Kimble grew up in South Jersey and most of the film was made in the Philadelphia area.


“We actually shot a lot in South Jersey too,” Kimble explained. “I’m from Vineland. We shot a lot in South Jersey. In Camden, primarily. In Haddonfield and Haddon Township. They were all wonderful to us. Being so close to home, getting to put money towards the local resources and local places and local people. Bringing these people in this area and this vibe to the rest of the world was the most fun for me.”


Modine has also become a huge fan of the Philadelphia area.


“Amazing,” she said. “I didn't have a huge opportunity to go out and about [while making the film], but I've been here for two days now, and actually have gone out and [it is] so fun, a bit chaotic, and I want to come back.

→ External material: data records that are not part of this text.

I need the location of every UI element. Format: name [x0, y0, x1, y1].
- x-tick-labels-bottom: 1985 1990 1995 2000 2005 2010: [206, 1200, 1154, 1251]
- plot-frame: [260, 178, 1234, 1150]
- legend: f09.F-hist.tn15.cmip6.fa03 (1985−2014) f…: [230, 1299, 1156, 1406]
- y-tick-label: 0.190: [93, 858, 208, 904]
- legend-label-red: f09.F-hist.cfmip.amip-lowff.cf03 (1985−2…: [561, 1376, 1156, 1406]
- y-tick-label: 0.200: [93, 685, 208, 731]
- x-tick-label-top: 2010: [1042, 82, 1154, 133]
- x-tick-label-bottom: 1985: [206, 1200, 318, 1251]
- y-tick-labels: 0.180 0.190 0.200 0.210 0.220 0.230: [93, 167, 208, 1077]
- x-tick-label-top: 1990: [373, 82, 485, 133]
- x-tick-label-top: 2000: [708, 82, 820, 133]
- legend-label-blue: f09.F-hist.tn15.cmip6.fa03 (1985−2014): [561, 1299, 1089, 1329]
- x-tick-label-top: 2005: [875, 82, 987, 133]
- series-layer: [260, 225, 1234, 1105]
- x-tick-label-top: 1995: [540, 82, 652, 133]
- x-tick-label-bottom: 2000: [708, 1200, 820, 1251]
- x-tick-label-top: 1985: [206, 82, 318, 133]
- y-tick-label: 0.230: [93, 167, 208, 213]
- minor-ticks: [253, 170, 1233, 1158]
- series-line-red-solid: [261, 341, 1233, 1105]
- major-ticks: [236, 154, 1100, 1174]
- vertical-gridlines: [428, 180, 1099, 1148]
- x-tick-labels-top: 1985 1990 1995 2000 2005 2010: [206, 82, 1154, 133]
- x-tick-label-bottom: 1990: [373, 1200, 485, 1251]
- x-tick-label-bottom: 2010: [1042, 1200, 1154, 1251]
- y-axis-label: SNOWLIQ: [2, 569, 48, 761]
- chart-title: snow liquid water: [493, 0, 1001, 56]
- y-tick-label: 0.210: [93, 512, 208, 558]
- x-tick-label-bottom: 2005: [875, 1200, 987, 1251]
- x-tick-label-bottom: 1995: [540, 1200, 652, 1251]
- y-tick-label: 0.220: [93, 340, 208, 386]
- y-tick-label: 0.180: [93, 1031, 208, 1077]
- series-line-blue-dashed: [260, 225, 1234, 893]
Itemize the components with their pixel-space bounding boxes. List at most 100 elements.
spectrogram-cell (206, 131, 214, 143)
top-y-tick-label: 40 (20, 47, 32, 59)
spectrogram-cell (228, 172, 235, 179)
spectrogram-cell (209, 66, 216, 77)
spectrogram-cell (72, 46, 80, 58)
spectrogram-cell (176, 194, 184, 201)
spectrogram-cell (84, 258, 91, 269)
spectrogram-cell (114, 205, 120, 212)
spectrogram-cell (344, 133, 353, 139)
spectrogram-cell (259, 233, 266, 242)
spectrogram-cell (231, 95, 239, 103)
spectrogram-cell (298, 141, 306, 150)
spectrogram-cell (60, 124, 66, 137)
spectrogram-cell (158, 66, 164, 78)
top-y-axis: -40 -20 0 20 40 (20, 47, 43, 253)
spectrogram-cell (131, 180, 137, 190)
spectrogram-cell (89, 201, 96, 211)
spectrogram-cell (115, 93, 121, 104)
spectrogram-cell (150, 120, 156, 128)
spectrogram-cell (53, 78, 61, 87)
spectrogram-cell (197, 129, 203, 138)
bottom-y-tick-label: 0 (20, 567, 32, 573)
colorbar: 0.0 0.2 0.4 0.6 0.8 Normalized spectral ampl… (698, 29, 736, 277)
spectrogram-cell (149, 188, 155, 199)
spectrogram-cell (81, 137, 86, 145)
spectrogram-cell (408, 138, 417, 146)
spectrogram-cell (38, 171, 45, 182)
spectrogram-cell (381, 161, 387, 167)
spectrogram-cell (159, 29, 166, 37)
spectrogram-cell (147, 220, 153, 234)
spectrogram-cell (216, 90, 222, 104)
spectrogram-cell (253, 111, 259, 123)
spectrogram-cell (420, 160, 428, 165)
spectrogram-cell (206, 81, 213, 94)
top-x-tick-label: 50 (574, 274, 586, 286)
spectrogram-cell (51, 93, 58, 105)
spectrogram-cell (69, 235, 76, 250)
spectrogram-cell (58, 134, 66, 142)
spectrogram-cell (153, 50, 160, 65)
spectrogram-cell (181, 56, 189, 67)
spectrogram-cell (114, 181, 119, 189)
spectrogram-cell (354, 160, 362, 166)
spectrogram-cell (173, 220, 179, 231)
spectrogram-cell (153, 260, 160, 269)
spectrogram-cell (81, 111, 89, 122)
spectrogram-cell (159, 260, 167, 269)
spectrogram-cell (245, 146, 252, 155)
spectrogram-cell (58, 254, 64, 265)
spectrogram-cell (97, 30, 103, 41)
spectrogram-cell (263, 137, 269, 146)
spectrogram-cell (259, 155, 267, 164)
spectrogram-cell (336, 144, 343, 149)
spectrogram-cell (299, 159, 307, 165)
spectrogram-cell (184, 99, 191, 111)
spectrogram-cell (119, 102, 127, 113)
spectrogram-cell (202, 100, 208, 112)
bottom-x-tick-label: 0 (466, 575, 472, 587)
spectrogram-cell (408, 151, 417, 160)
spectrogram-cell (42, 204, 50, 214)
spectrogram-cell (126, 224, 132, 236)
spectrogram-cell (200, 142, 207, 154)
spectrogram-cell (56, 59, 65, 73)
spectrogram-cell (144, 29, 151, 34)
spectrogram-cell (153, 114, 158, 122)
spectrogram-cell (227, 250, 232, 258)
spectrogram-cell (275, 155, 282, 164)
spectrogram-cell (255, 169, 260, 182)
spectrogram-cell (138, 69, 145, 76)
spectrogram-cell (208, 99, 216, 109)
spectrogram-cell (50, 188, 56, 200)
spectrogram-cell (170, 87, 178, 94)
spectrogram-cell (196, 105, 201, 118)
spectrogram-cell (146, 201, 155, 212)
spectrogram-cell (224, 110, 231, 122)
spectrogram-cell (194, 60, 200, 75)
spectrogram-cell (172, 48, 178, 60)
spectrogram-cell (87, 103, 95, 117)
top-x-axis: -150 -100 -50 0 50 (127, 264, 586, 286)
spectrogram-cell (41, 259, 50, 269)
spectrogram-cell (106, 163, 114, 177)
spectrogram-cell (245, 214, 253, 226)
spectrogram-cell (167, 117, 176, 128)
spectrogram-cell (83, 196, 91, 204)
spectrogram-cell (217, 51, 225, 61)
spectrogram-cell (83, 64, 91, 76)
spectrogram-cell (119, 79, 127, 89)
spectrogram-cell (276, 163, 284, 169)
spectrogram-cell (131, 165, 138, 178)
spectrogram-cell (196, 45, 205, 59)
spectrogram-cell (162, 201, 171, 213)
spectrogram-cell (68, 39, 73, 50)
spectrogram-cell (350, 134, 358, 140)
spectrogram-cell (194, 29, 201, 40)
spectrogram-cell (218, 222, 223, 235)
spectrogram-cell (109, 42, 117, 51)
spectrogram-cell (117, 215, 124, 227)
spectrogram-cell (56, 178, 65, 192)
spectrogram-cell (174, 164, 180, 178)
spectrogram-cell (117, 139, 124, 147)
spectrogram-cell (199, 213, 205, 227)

Now, after all this time, Kimble gets to come back and have his film see its world premiere at The Philadelphia Film Festival.


“It's what we wanted more than anything,” Kimble explained. “We had a good opportunity to premiere it in different places. It was like, I really want to do it in Philly, because it's home. We can have the majority of the cast and crew here. We can have our families all show up without anybody having to travel too far. And again, the vibe of the movie is the vibe of this place. We're all really pumped to do it here.”


There is one sad thing about the film coming out, though. Now that the film has come to be, Kimble may have to finally wave goodbye to Jill and Lia, two characters who have pretty much colored the last decade and a half of his life. (Unless, of course, the film is eventually turned into a TV series.)


“I think because of [my fascination with film], and because of throwing more stuff at these two characters, and how they develop themselves and reacted, I'm going to miss the two of them a lot.”